2010 reformierte sich The Pop Group wieder mit vier Original-Mitgliedern (Catsis, Sager, Smith und Stewart), 2014 erschienen mit »Cabinet of Curiosities« eine Sammlung Raritäten aus der ersten Pop Group-Phase sowie mit »Citizen Zombie« ein nagelneues Studioalbum. Vor kurzem wurde noch einmal nachgelegt: »The Boys Whose Head Exploded« versammelt bisher unveröffentlichte Live-Raritäten, wieder aus der ersten Phase, und mit »Honeymoon on Mars« erschien fast 40 Jahre nach der ersten Bandgründung das erst vierte (!) Studioalbum der Band, produziert von Dennis Bovell (der schon das Debut »Y« produzierte) und Hank Shocklee (u.a. Public Enemy).

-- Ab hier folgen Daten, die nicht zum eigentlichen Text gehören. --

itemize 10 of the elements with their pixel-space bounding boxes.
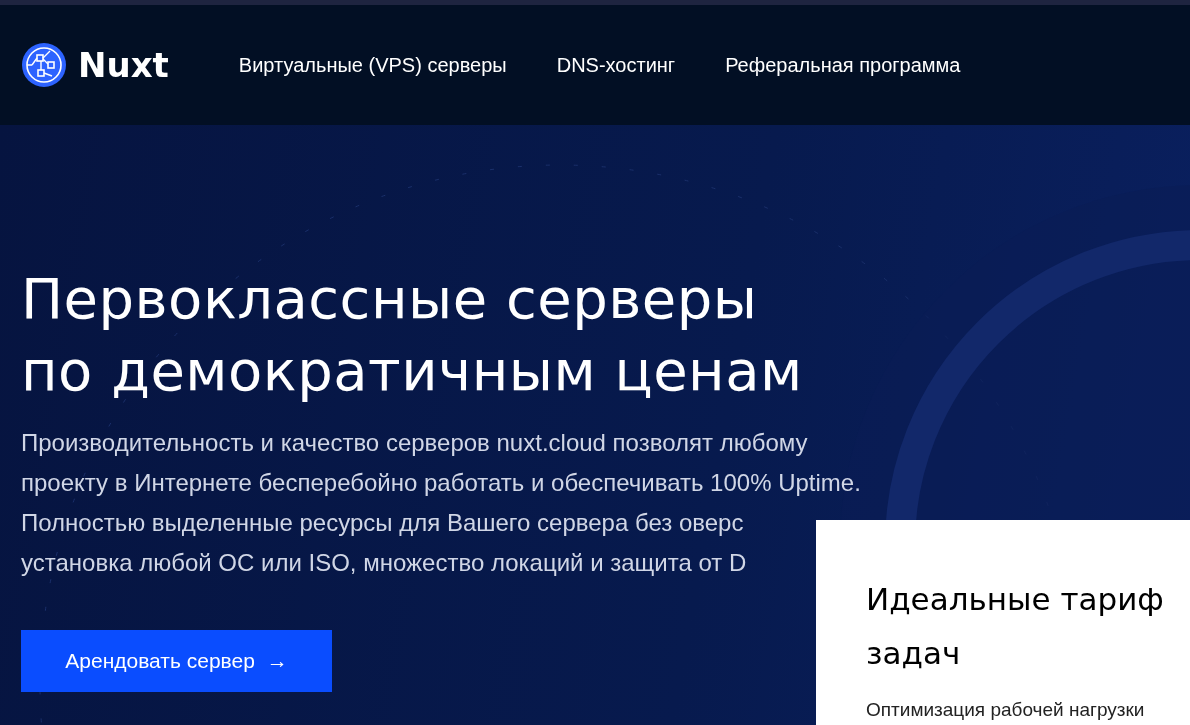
logo-icon	[22, 43, 66, 87]
hero-description: Производительность и качество серверов nuxt.cloud позволят любому проекту в Интернете бесперебойно работать и обеспечивать 100% Uptime. Полностью выделенные ресурсы для Вашего сервера без оверс установка любой ОС или ISO, множество локаций и защита от D	[21, 428, 862, 578]
card-text: Оптимизация рабочей нагрузки	[866, 698, 1146, 722]
nav-link[interactable]: Виртуальные (VPS) серверы	[238, 53, 507, 77]
nav-link[interactable]: Реферальная программа	[725, 53, 961, 77]
nav-link[interactable]: DNS-хостинг	[556, 53, 676, 77]
hero-title: Первоклассные серверы по демократичным ценам	[21, 265, 804, 405]
card-title: Идеальные тариф задач	[866, 580, 1165, 673]
brand-name[interactable]: Nuxt	[78, 45, 169, 85]
rent-server-button[interactable]: Арендовать сервер →	[21, 630, 332, 692]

Es gibt sicherlich erhebliche ästhetische Unterschiede zwischen Pop Group alt und neu – nicht zuletzt dem Umstand geschuldet, dass auch der wildeste Dilettant nach 40 Jahren irgendwas dazugelernt haben dürfte (und sich die Studiotechnik wie die Hörgewohnheiten ebenfalls verändert haben). Der scharfe, dynamische Sound von 1977 ist 2014/2016 einem durchaus »fetten« gewichen, wobei das neuere Album noch mehr punktet. Der Sound ist eher stimmig als fett, bietet mehr Raum für unterschiedliche musikalische Idiome – wie schon auf »Citizen Zombie« dominieren auf »Honeymoon on Mars« eher langsame Beats und Grooves: mehr Hiphop/R&B als Punk jedenfalls.
Am ehesten hat sich noch Mark Stewart diese gewisse Unprofessionalität in seinem Gesang bewahrt, während an den anderen Musikern mehrere Jahrzehnte Musizierens nicht ohne eine gewisse, durchaus wohltuende Professionalisierung vorübergegangen sind. Und gerade deshalb ist die neue Pop Group so hörenswert wie die alte, denn geblieben sind die hochpolitischen Texte und die (Gesellschafts-)Kritik – ohne abgeschmackt oder altherrenmäßig daher zu kommen, und schon gar nicht pseudojuvenil. Außerdem finden sich massig Ingredienzen in den Stücken, die den aktuellen Sound der Pop Group immer noch weit weg von jeglicher Mainstream-Lala halten – und »grooven« wollten sie ja schon immer, das beweist der mittlerweile fast vollständig wiederveröffentlichte Backkatalog.
Am schwächsten hierbei ist »The Boys Whose Head Exploded«, eine Zusammenstellung von Liveaufnahmen – die Soundqualität ist hier teilweise schon sehr abenteuerlich, die der CD-Version beiliegende DVD verstärkt den »Beste Reste«-Eindruck: etwa 7 (!) Minuten Footage (»Live At Alexandra Palace 1980«), unprofessionell gefilmt (Video) und zusammenhanglos aneinandergeschnitten. Trotzdem ein Muss für Fans – nicht zuletzt wegen »73 Shadow Street«, einer fast 10-minütigen frühen, magisch-rohen Version von »Liberty City« (später auf Stewarts Debut »Learning to cope with Cowardice« veröffentlicht).
Der gesamte Pop Group-Katalog (bis auf »Y«) ist bei Freaks R Us erschienen, auf CD sowie Vinyl (inkl. Download-Code): www.freaksrus.net (derzeit nicht erreichbar – Discogs)
Ursprünglich erschienen in Bad Alchemy #93, März 2017.